A specialized industry is bringing jobs to Colorado and it is all because of gold prices.
Unexpectedly, the value of the commodity has skyrocketed in recent years as countries around the world are faced with devalued currency. The translation is record high gold prices never seen before.
The demand has reignited work in towns across America that were once close to uninhabited. Two Colorado towns - Cripple Creek and Victor, about 40 miles west of Colorado Springs - are reaping the benefits with miners returning.
"Gold is where it's at," Shannon Murphy, owner of Murphy Mining and Exploration, describes. His company is one of a handful taking advantage of new opportunities in the district.
The last time this area saw heavy production was during Colorado's biggest gold rush between 1890 and 1910. Dozens of mines set up shop as they all hoped to find the valued treasure.
Back then, most mines were tunneled by hand. Over $500 million worth of gold was extracted during that 20 year period making Cripple Creek and Victor the third best producing region in the U.S.
During that boom in production, the district's population surpassed 50,000 people at one point. Today, however, just over 1,000 live in the area.
Murphy comes to the town almost every single day where his flagship operation, Providence Mine, is just one mile away.
"You'll see the actual location of our underground workings," he said while pointing to a cross-section diagram of his mine. "We drill from the surface, go underground and are able to define the gold rich areas."
Today, crews are adding to Providence Mine by building onto older tunnels which were abandoned in the late 1950's. Miners follow a gold vein down ten levels of tunnels while extracting only the gold-rich dirt. "We actually extract what would essentially be the cheese in the sandwich."
Since 2004, Murphy and his team of investors have paid over $12 million to get this mine operational again. Most of the cost has funded new safety measures, a reinforcement of the tunnels inside, and expansions within the mountain.
"We are going to be able to control our overhead costs because we've got our own processing facility," Murphy said. "It really makes us a one-stop shop."
But, he admits full production could not have been accomplished without the spike in gold prices. "On a number of occasions, it's brought great smiles when we see the results and other times, mixed emotion," Murphy said. "[In 2007 and 20078,] it became more and more difficult to operate."

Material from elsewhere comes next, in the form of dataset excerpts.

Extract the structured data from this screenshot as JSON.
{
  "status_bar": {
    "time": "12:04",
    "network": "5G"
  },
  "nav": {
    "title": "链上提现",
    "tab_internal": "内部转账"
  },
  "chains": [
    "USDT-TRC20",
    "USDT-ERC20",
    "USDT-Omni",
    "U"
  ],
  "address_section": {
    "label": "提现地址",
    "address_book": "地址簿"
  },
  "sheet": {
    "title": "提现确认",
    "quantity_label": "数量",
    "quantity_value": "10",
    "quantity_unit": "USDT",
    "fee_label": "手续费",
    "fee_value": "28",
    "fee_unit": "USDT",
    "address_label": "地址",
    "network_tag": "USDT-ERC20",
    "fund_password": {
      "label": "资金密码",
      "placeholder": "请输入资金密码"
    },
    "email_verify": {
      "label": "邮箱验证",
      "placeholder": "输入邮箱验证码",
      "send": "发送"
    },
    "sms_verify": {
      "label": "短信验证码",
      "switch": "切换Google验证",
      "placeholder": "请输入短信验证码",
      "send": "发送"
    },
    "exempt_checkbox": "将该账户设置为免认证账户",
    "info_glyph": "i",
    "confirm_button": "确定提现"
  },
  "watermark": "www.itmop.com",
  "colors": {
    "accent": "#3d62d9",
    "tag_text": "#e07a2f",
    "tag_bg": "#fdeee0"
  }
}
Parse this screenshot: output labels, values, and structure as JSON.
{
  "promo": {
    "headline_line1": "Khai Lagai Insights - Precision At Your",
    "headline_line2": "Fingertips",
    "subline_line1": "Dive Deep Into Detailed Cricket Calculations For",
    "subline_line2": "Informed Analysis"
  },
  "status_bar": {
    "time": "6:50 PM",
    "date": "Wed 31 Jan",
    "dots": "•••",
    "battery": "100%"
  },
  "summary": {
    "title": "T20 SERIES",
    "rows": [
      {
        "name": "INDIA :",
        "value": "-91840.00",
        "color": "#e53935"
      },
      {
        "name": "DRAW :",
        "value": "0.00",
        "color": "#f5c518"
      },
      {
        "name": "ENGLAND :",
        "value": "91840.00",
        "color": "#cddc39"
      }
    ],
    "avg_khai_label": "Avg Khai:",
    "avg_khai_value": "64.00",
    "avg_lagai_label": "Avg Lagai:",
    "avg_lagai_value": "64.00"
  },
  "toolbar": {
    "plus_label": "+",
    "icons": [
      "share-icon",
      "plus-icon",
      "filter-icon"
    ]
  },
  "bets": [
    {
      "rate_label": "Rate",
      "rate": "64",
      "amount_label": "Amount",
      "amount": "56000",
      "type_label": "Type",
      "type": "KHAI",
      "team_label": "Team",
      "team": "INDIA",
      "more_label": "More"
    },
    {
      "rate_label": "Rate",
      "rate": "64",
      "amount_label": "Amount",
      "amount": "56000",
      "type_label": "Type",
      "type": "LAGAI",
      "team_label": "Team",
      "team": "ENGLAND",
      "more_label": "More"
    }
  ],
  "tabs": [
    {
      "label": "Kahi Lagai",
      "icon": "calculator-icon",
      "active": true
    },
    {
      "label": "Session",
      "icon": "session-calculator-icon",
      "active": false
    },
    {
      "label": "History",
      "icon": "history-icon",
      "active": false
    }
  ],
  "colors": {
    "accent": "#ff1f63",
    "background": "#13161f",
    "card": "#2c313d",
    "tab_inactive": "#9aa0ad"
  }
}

"We were forced to look at the options of liquidating company and selling off assets."
When Murphy started filing the paperwork to explore for gold in Colorado, he says the price per ounce was $370. Today, that same amount of gold is going for nearly five times that - over $1,700 an ounce.
"Gold has got such a potential upside that we knew we needed to fight the fight."
At full production, Murphy hopes to process 100 tons of gold each day. Out of that dirt, he expects to get between 75 and 100 ounces of gold, netting him nearly $175,000 per day. He expects a little more than one-third of that money to cover overhead and the rest to be profit.
These record prices are also driving business at another operation just down the road. The massive Cripple Creek and Victor Mine has been processing thousands of tons of dirt each day since 1994.
Instead of drilling tunnels, this mine moves mountains. "We are currently a 24 hour a day, seven day a week, 365 day a year operation," Public Relations Specialist Sue Greve described. "We do not seize running."
Each year, the mine extracts hundreds of millions of dollars worth of gold - all below the mines that dotted this landscape at the turn of the 20th century.
Crews here focus on the richest dirt, carting "waste rock" off to a dump site. Today, though, in light of record prices, things have changed.
"They are processing rock now as ore that would have been considered waste rock," Greve said. "The gold that is in here is very hard to extract for us, but it is worth going after."
Crews use explosives to jar the dirt inside of these mountains free. From there, massive 100-ton shovels load 300-ton dump trucks on their way to the crusher.
After a half-hour drive, jack-hammers crush boulders of this gold-bearing material into tiny pieces to be processed. At the end of the day an unimaginably small amount of gold is extracted.
"We don't dictate price of gold but will take advantage of it," Greve said. "The current price makes it very lucrative for us to do business."